**Consentimento, uma ficção em ruínas: o colapso do pilar contratual na era dos dados**
A ideia de consentimento, durante tempos, carregou consigo a promessa de liberdade: ao consentir, supostamente escolhemos, autodeterminamos, traçamos os limites entre o público e o privado. Na moldura liberal clássica, o consentimento representou o núcleo de legitimação das trocas contratuais, inclusive quando se tratava de renunciar à própria privacidade. Porém, em um pano de fundo marcado pela datificação crescente da vida, pela opacidade algorítmica e pela assimetria radical entre plataformas digitais e usuários, não há mais como sustentar essa ilusão sem incorrer em má-fé intelectual.

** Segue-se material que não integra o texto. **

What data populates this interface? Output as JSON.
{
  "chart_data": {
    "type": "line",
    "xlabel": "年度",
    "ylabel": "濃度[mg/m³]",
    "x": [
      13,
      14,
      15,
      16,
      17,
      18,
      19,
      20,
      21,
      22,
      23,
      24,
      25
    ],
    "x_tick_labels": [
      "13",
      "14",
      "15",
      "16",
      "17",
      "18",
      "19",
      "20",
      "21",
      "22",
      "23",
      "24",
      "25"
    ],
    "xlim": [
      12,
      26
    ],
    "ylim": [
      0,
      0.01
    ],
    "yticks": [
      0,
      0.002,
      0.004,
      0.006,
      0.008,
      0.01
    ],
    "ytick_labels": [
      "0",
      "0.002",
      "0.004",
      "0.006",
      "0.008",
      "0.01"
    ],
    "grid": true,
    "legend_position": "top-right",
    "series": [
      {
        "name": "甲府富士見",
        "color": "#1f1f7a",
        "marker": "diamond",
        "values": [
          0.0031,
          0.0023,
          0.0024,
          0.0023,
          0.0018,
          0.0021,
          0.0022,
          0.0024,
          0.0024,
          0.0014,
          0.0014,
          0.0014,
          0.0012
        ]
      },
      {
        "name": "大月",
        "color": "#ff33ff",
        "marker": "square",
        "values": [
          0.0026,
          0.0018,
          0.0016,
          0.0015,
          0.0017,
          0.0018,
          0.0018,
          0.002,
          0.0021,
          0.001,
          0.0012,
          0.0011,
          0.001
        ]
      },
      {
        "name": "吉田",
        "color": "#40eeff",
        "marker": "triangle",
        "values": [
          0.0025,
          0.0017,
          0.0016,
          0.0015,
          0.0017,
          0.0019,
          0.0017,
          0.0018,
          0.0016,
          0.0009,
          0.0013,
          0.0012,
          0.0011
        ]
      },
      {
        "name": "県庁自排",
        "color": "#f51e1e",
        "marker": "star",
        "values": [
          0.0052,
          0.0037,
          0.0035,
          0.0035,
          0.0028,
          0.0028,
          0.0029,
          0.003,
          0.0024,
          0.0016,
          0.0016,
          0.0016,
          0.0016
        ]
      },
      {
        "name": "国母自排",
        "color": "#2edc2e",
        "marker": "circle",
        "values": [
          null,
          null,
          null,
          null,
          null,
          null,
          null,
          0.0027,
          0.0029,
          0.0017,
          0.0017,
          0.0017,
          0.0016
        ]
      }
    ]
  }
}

O nodo problemático da proteção de dados, hoje, está menos na ausência de consentimento e mais em sua suposta presença. A este respeito, os termos de uso das grandes plataformas funcionam como instrumentos de captura, não de autodeterminação. O “aceito” com o qual o usuário supostamente adere a políticas de privacidade não é expressão de uma escolha substantiva, mas uma obediência performática a um jogo regido por regras alheias — um “consentimento compulsório”, que traça a fronteira inquietante entre liberdade jurídica e dominação tecnológica.
O Direito Civil-constitucional, mais do que qualquer outro, possui os instrumentos teóricos para dar nome a essa distorção. Já não se trata de debater a validade formal do consentimento, mas de seu conteúdo material sob a ótica da boa-fé objetiva e da função instrumental dos contratos enquanto espaços de realização da pessoa. Nesta chave, invocar a autonomia privada sem considerar as estruturas de poder envolvidas na economia da vigilância equivale a uma abdicação teórica grave. Como alertava Stefano Rodotà, o corpo social está se tornando um corpo exposto, submetido não mais a um contrato, mas a uma engenharia de disposição constante da intimidade.
Mais ainda: a LGPD, no que tem de promissora, não deve ser lida por lentes estritamente formais. Sua eficácia deve ser interpretada à luz da eficácia horizontal dos direitos fundamentais. Isso significa compreender que o “consentimento” não é um talismã jurídico capaz de legitimar qualquer forma de tratamento de dados, mas um elemento que, para ser válido, deve ser informado, livre e inequívoco — e, nesse ponto, devemos ter coragem intelectual para reconhecer que, em muitos casos, simplesmente não o é.
A questão, portanto, ultrapassa a técnica legislativa. Ela nos convoca a revisitar os fundamentos filosóficos do próprio Direito Privado. A privacidade, enquanto esfera de resguardo contra a ingerência (inclusive privada), não pode ser transacionada como qualquer outro bem econômico. A pretensão de fazê-lo revela uma precariedade conceitual evidente. Judith Martins-Costa já propunha uma reconceituação dos vínculos obrigacionais, compreendendo-os como lócus de realização existencial, não de dominação privada.
A crise, portanto, é de paradigma. Não estamos diante de um impasse regulatório, mas de uma transformação do modo como o próprio conceito de sujeito de direitos é posto em risco. Quando algoritmos anteveem nossos desejos antes que os formulemos, o consentimento deixa de ser um ato de vontade e se transforma em uma cena encenada. E não se pode basear um regime jurídico justo em um teatro.
Resta-nos, então, perguntar: o que vem depois do consentimento? Que formas de proteção deverão emergir quando o mito da escolha individual não puder mais esconder a lógica de apropriação estrutural? Se queremos que o Direito cumpra seu papel civilizatório e de contenção do arbítrio, é hora de retirarmos o consentimento do pedestal e recolocá-lo onde sempre deveria ter estado — sob o crivo crítico da dignidade humana.